Jestem w stanie się założyć, że jej były też jej stawiał podobne ultimatum. Chcesz na początek go przypominać?
Twoim celem, jak rozumiem, jest to żeby została Twoją dziewczyną, więc skup się na tym (i tylko na tym).
Nie obchodzi Cię kto dzisiaj do niej zarywa. Powtórz to sobie na głos 10 razy.
Pewny siebie meżczyzna zna swoją wartość, i wie że niezależnie od tego jak dużo innych gości się kręci w pobliżu to on i tak dopnie swego. Pozwól jej zdecydować i wybrać Ciebie.
Skup się na tym, aby na spotkaniu zaliczać kolejne bazy.

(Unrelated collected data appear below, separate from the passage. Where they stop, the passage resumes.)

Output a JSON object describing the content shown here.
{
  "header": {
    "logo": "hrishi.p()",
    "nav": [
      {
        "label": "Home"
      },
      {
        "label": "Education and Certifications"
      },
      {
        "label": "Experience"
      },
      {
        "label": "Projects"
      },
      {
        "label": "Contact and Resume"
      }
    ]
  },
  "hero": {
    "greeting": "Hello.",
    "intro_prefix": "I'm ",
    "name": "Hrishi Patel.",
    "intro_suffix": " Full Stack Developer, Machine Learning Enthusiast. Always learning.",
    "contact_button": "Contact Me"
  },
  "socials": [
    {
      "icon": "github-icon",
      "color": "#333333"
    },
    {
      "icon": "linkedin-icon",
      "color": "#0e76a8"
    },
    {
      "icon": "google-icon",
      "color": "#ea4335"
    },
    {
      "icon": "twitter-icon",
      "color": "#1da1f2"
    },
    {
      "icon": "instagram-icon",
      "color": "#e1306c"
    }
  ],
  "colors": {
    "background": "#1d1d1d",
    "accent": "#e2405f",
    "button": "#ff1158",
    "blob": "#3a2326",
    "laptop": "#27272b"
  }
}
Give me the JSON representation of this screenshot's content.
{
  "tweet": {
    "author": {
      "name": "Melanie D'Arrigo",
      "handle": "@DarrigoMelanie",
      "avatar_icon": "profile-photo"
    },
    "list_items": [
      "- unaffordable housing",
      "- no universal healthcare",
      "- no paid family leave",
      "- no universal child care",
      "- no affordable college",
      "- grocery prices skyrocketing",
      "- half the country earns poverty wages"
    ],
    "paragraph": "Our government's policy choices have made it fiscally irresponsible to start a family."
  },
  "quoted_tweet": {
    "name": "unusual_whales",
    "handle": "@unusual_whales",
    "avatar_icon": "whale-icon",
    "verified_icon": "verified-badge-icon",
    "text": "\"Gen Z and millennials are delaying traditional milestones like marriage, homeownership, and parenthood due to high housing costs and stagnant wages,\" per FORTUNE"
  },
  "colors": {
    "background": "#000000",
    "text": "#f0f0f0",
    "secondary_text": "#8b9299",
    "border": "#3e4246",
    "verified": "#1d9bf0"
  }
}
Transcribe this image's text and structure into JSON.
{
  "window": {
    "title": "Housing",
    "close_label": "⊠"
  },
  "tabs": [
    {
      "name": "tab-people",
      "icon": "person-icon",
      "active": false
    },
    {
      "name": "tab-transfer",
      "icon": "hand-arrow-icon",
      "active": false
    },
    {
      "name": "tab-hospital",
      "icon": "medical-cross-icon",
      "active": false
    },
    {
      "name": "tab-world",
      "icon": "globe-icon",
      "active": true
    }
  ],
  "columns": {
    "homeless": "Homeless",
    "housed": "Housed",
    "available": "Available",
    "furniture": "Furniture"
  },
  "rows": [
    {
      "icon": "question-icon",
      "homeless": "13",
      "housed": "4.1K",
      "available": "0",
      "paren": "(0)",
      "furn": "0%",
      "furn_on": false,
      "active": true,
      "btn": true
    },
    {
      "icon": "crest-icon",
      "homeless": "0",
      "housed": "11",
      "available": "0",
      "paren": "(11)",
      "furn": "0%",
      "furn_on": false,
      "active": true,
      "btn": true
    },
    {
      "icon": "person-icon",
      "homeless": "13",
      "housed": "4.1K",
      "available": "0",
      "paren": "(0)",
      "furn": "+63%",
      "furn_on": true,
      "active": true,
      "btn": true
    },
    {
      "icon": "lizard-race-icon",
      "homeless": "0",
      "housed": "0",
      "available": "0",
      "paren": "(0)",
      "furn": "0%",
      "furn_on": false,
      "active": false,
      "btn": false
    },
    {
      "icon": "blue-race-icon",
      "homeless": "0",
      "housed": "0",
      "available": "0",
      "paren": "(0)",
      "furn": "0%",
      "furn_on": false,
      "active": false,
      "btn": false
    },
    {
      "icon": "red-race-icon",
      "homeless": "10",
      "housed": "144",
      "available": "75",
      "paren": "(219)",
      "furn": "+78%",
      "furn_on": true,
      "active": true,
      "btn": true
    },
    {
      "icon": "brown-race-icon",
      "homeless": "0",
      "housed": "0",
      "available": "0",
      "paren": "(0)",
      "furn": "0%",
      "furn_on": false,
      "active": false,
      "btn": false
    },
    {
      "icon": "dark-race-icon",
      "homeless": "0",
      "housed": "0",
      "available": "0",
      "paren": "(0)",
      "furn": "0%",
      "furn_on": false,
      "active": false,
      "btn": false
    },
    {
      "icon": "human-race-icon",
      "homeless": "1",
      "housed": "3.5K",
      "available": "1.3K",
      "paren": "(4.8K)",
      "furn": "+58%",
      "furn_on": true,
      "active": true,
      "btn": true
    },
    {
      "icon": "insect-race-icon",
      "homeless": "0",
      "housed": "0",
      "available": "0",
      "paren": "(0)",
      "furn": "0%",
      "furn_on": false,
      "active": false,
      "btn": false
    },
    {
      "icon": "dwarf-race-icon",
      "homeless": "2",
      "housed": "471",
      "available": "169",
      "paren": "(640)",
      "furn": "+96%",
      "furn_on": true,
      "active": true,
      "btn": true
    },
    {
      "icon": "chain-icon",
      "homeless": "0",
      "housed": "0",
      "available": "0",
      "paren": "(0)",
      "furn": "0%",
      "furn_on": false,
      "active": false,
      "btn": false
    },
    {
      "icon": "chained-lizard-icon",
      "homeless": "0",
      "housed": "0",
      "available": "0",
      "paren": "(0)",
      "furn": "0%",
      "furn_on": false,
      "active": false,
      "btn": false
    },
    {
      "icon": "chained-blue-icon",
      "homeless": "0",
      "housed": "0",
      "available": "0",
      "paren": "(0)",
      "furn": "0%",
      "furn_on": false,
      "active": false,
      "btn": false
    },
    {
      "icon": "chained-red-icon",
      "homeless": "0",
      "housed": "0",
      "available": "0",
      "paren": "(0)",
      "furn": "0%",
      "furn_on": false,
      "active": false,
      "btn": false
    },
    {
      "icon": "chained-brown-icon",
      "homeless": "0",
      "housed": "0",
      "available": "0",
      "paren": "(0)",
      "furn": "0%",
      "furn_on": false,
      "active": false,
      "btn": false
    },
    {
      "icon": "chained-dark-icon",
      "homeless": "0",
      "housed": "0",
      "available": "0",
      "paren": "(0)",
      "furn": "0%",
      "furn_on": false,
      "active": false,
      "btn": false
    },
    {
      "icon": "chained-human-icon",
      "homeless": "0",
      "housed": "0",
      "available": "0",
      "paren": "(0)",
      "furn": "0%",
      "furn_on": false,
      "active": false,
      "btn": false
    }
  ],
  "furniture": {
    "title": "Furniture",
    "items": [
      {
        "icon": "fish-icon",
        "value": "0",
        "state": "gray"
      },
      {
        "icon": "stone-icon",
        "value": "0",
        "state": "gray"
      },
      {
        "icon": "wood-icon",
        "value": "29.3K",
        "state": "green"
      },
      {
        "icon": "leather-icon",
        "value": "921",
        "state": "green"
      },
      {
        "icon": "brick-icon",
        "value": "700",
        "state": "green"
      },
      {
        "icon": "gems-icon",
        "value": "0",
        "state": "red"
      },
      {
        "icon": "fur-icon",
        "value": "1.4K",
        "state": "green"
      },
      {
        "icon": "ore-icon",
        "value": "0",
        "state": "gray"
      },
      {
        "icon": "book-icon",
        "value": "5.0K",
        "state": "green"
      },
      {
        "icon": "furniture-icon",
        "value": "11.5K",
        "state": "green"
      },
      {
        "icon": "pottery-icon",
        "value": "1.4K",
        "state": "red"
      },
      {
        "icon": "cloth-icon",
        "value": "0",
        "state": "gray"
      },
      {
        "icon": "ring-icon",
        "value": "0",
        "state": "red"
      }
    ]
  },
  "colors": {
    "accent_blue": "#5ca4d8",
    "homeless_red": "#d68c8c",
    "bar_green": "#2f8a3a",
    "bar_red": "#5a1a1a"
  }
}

Zapro na wesele sobie odpuść do czasu aż przynajmniej się będziesz z nią całował, żeby sobie samemu nie komplikować sprawy (jeden cel na spotkanie wystarczy).
Zeby nie zostac kolezanka z fujara - calujesz ja normalnie, utrzymujesz dystans miedzy spotkaniami nie bedac na zawolanie, niektorzy dazenie do seksu zalecaja alo juz zalezy od twoich intencji.
Generalnie przestrzegajac ogolnych zasad bycia wyzwaniem, nie naprzykrzaniu sie jej i popychaniu relacji do przodu masz wieksze szanse niz tamten amant prpszacy o uwage.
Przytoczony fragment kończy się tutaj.